Italia quasi tutta arancione, solo quattro regioni in zona rossa

Italia quasi tutta arancione, solo quattro regioni in zona rossa Coronavirus, da domani Italia si tinge di arancione, 4 regioni 'rossè
Deangelis Cassiopea | 12 Aprile, 2021, 14:49

Nel dettaglio i colori delle regioni sono: Abruzzo (arancione), Basilicata (arancione), Calabria (arancione), Campania (rossa), Emilia Romagna (arancione), Friuli Venezia Giulia (arancione), Lazio (arancione), Liguria (arancione), Lombardia (arancione), Marche (arancione), Molise (arancione), Piemonte (arancione), Puglia (rossa), Sardegna (rossa), Sicilia (arancione), Toscana (arancione), Umbria (arancione), Valle d'Aosta (rossa) Veneto (arancione), provincia autonoma di Bolzano (arancione), provincia autonoma di Trento (arancione).(ITALPRESS). Da lunedì 12 aprile restano solo 4 Regioni in zona rossa: Campania, Puglia, Sardegna e Valle d'Aosta.

Quali sono le regole da lunedì 12 aprile: cosa si può fare in zona arancione e in zona rossa, tra spostamenti, visite ad amici e parenti, negozi e scuole.

Dalle 5 di stamattina i cittadini lombardi possono nuovamente tornare a circolare liberamente entro i confini del proprio Comune fino alle 22, quando scatterà nuovamente il coprifuoco notturno.
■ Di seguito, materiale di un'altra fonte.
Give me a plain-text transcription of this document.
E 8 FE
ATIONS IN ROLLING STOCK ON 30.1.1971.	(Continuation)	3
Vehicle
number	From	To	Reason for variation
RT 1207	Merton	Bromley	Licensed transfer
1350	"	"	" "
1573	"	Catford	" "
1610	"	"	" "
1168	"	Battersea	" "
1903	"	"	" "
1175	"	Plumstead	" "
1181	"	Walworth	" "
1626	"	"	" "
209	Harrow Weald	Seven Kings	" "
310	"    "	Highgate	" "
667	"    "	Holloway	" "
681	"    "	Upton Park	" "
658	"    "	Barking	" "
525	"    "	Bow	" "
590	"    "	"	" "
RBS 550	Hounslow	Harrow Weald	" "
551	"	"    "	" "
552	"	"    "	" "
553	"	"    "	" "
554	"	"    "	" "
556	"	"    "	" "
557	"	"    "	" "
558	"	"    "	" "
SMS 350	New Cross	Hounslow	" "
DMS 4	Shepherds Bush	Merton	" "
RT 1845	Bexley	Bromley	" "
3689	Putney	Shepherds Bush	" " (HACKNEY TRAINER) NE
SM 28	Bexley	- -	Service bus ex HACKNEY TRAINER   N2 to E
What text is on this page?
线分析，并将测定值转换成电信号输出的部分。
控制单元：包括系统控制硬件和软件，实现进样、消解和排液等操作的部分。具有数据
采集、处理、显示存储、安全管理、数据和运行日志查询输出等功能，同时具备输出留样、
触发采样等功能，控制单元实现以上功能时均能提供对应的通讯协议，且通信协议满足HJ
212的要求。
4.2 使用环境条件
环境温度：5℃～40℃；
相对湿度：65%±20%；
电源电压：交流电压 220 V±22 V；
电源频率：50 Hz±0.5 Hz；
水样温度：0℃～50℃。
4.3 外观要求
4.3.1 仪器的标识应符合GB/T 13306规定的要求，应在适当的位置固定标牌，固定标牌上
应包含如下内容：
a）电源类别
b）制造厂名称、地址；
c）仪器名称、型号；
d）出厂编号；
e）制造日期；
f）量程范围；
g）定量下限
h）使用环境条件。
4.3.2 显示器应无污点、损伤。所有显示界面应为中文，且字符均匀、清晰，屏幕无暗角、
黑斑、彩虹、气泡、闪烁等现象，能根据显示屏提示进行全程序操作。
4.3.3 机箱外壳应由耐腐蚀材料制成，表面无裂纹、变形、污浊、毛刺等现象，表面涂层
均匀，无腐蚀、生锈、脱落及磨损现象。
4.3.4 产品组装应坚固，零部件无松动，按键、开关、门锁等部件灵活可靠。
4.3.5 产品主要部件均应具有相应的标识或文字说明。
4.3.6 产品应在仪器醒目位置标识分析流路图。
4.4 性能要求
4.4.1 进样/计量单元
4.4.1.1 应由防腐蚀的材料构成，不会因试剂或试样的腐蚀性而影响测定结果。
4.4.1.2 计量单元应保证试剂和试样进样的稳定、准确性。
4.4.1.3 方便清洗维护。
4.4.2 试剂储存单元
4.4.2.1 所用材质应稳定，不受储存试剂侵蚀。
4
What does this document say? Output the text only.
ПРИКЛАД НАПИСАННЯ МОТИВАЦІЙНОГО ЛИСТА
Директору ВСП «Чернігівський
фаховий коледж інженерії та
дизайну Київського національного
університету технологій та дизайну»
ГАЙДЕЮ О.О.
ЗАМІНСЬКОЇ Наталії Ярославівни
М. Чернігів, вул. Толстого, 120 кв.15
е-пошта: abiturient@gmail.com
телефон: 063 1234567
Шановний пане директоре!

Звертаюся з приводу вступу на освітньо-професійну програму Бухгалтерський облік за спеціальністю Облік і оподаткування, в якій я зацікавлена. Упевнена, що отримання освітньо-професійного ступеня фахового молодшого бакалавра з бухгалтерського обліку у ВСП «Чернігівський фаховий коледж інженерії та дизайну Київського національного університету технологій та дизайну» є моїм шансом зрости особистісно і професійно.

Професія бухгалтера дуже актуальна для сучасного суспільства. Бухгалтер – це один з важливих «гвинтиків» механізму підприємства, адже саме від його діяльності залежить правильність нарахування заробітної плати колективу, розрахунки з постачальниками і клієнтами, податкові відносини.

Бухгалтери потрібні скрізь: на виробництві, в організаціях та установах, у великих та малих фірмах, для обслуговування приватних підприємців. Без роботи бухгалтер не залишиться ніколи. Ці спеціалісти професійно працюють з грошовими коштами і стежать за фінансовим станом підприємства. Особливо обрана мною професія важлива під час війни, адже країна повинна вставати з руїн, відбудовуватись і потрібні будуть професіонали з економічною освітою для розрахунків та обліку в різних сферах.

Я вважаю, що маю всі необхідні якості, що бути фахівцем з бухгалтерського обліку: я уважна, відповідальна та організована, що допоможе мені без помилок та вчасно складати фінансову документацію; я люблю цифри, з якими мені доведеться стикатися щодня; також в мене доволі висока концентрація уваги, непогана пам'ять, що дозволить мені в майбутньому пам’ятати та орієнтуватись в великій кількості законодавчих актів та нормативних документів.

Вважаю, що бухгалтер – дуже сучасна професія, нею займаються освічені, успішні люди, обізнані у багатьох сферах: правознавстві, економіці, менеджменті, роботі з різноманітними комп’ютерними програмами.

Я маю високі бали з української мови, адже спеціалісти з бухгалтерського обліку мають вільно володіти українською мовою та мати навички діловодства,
Da oggi l'Italia è quasi tutta in zona arancione. In generale è consentito uno spostamento giornaliero verso una sola abitazione privata in ambito comunale, in non più di due persone (oltre a under 14 e persone disabili o non autosufficienti). Ecco di seguito le nuove regole da seguire.

I bar e i ristoranti, invece, devono proseguire con le vendite da asporto fino alle ore 22 (fino alle 18 per i bar) o con le consegne a domicilio senza limiti di orario.

Nelle regioni che passano in arancione aprono negozi, parrucchieri e centri estetici.

È vietato consumare cibi e bevande all'interno dei ristoranti e delle altre attività di ristorazione (compresi bar, pasticcerie, gelaterie etc.) e nelle loro adiacenze. Tornano in classe anche i ragazzi di seconda e terza media mentre per le superiori le lezioni sono previste al 50% in presenza e il restante in Dad.

Nelle zone rosse restano i divieti più restrittivi: esercizi commerciali chiusi.

I negozi devono rimanere chiusi, fatta eccezione per le attività che vendono beni essenziali, come generi alimentari, farmacie e parafarmacie, librerie, vivai, negozi di abbigliamento per bambini.